Le dimanche 30 octobre 2022, Luiz Inacio Lula da Silva remporte de justesse l’élection présidentielle brésilienne avec 50,9% des voix contre son adversaire Jair Bolsonaro, président sortant d’extrême droite. Homme politique populaire du Parti des Travailleurs, Lula fait son grand retour après deux premiers mandats de 2003 à 20101.


Parmi les nombreux enjeux sociaux et environnementaux de cette élection, Lula a fait du respect des droits des peuples autochtones un sujet central de sa campagne.
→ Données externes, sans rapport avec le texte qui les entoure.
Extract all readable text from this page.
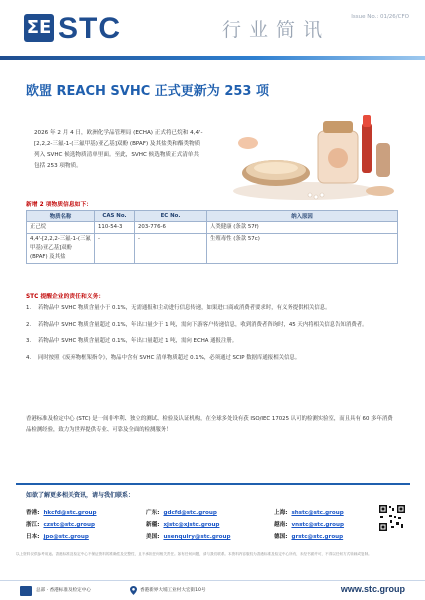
ΣE STC	行业简讯
Issue No.: 01/26/CFO
欧盟 REACH SVHC 正式更新为 253 项
2026 年 2 月 4 日，欧洲化学品管理局 (ECHA) 正式将已烷和 4,4'-[2,2,2-三氟-1-(三氟甲基)亚乙基]双酚 (BPAF) 及其盐类和酯类物质列入 SVHC 候选物质清单里面。至此，SVHC 候选物质正式清单共包括 253 项物质。
新增 2 项物质信息如下：
物质名称	CAS No.	EC No.	纳入原因
正己烷	110-54-3	203-776-6	人类健康 (条款 57f)
4,4'-[2,2,2-三氟-1-(三氟甲基)亚乙基]双酚 (BPAF) 及其盐	-	-	生殖毒性 (条款 57c)
STC 提醒企业的责任和义务：
1.	若物品中 SVHC 物质含量小于 0.1%，无需通报和主动进行信息传递，如果进口商或消费者要求时，有义务提供相关信息。
2.	若物品中 SVHC 物质含量超过 0.1%，年出口量少于 1 吨，需向下游客户传递信息，收到消费者咨询时，45 天内将相关信息告知消费者。
3.	若物品中 SVHC 物质含量超过 0.1%，年出口量超过 1 吨，需向 ECHA 通报注册。
4.	同时按照《废弃物框架指令》，物品中含有 SVHC 清单物质超过 0.1%，必须通过 SCIP 数据库通报相关信息。
香港标准及检定中心 (STC) 是一间非牟利、独立的测试、检验及认证机构，在全球多处设有获 ISO/IEC 17025 认可的检测实验室，而且具有 60 多年消费品检测经验，致力为世界提供专业、可靠及全面的检测服务！
如欲了解更多相关资讯，请与我们联系：
香港: hkcfd@stc.group	广东: gdcfd@stc.group	上海: shstc@stc.group
浙江: czstc@stc.group	新疆: xjstc@xjstc.group	越南: vnstc@stc.group
日本: jpo@stc.group	美国: usenquiry@stc.group	德国: grstc@stc.group
以上资料仅供参考用途。香港标准及检定中心不保证资料的准确性及完整性，且不承担任何相关责任。如有任何问题，请与我们联系。本资料内容版权为香港标准及检定中心所有，未经书面许可，不得以任何方式转载或复制。
总部 · 香港标准及检定中心	香港新界大埔工业村大宏街10号	www.stc.group
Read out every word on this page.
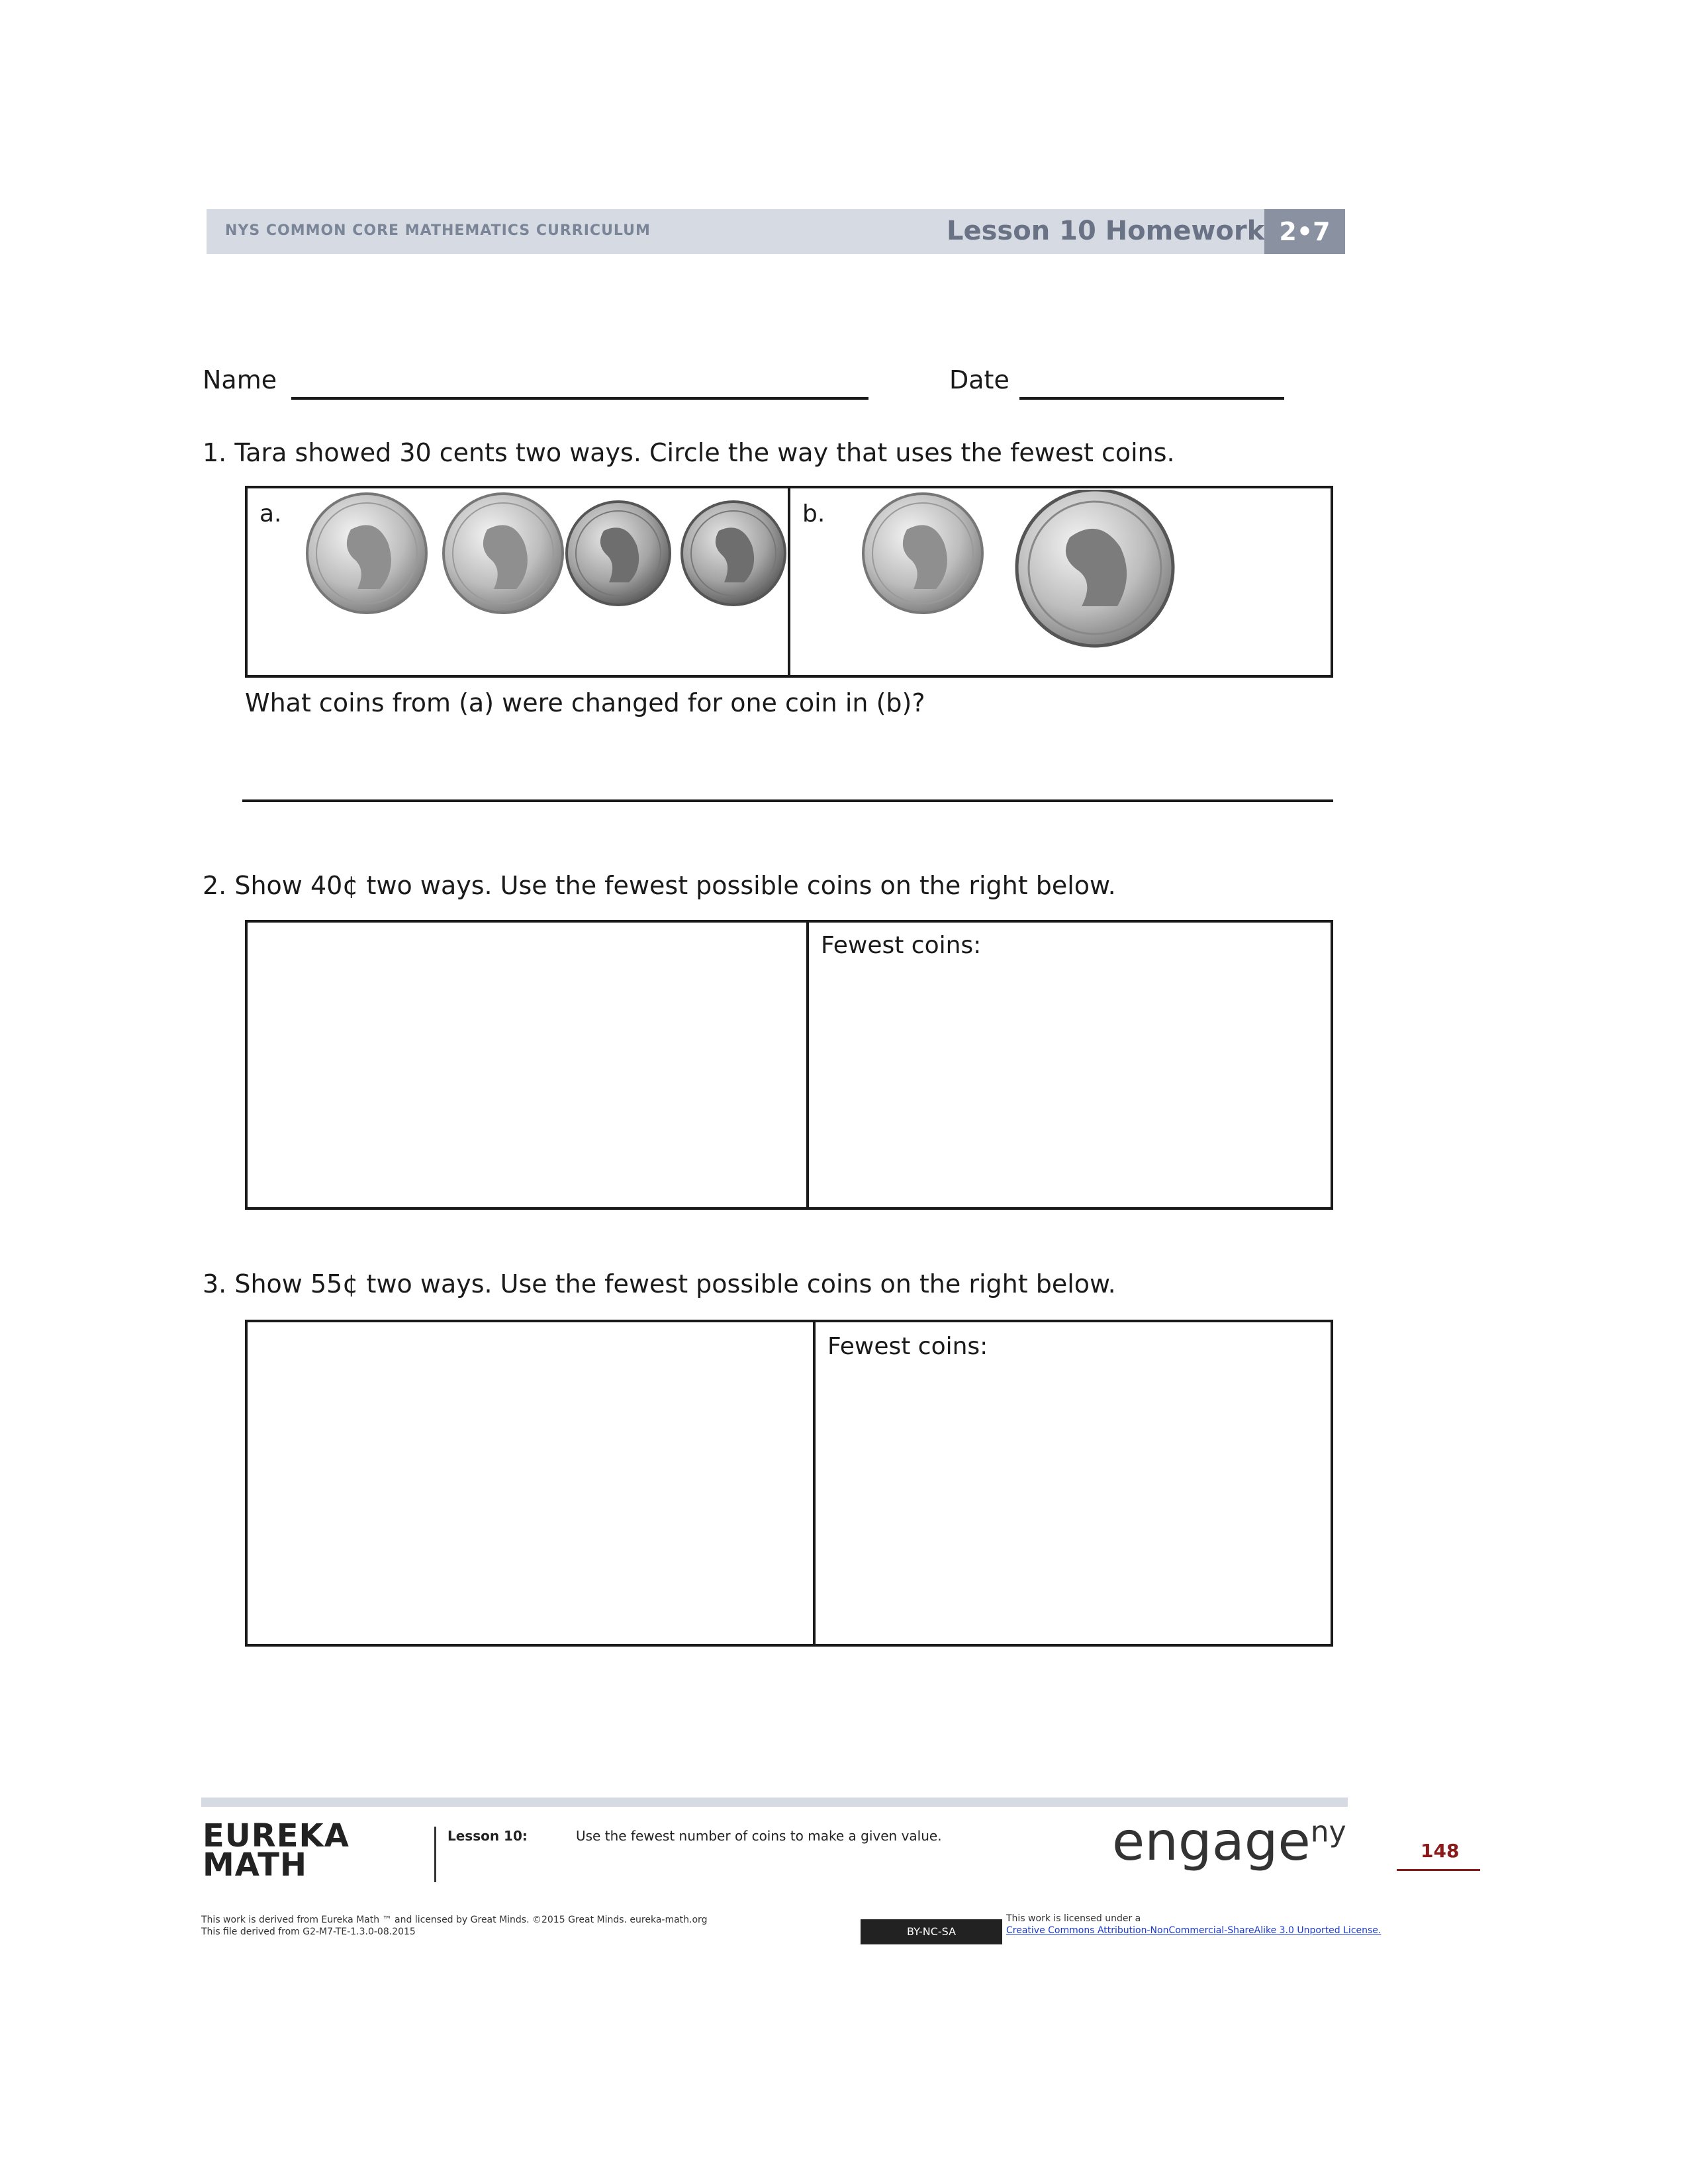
NYS COMMON CORE MATHEMATICS CURRICULUM	Lesson 10 Homework 2•7
Name	Date
1. Tara showed 30 cents two ways. Circle the way that uses the fewest coins.
a.	b.
What coins from (a) were changed for one coin in (b)?
2. Show 40¢ two ways. Use the fewest possible coins on the right below.
Fewest coins:
3. Show 55¢ two ways. Use the fewest possible coins on the right below.
Fewest coins:
EUREKA
MATH
Lesson 10:	Use the fewest number of coins to make a given value.	engage$^{ny}$
148
This work is derived from Eureka Math ™ and licensed by Great Minds. ©2015 Great Minds. eureka-math.org
This file derived from G2-M7-TE-1.3.0-08.2015	BY-NC-SA
This work is licensed under a
Creative Commons Attribution-NonCommercial-ShareAlike 3.0 Unported License.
Cette initiative rompt avec l’ère « Bolsonaro » qui a plus que jamais fragilisé leurs droits2, à tel point que des organisations autochtones brésiliennes ont qualifié sa politique d’« anti-indigène » et d’« anti-environnementale »3.

L'expression « peuple autochtone » ne fait pas l’objet d’une définition juridique stricte communément admise en droit international. L’exercice de qualification est réalisé à l’aune du principe de l'autodétermination de ces peuples, en vertu des coutumes et traditions de leur communauté4. Par conséquent, ce silence permet de tenir compte des particularités de ces populations en leur garantissant l’application de droits présents dans de nombreux textes, au premier rang duquel la Constitution brésilienne consacre un chapitre spécifique aux « Indiens »5. Cependant, le droit à la vie, à l’eau, ainsi que l’obligation de consulter préalablement des populations concernées dans le processus décisionnel relatif à l’exploitation des terres6 sont fréquemment violés en raison du développement accru de l’exploitation minière et de l’agro-industrie sur les terres ancestrales d’Amazonie. Par conséquent, il convient de s’interroger si le retour de Lula sera vecteur d’une réelle protection et promotion des droits des peuples autochtones.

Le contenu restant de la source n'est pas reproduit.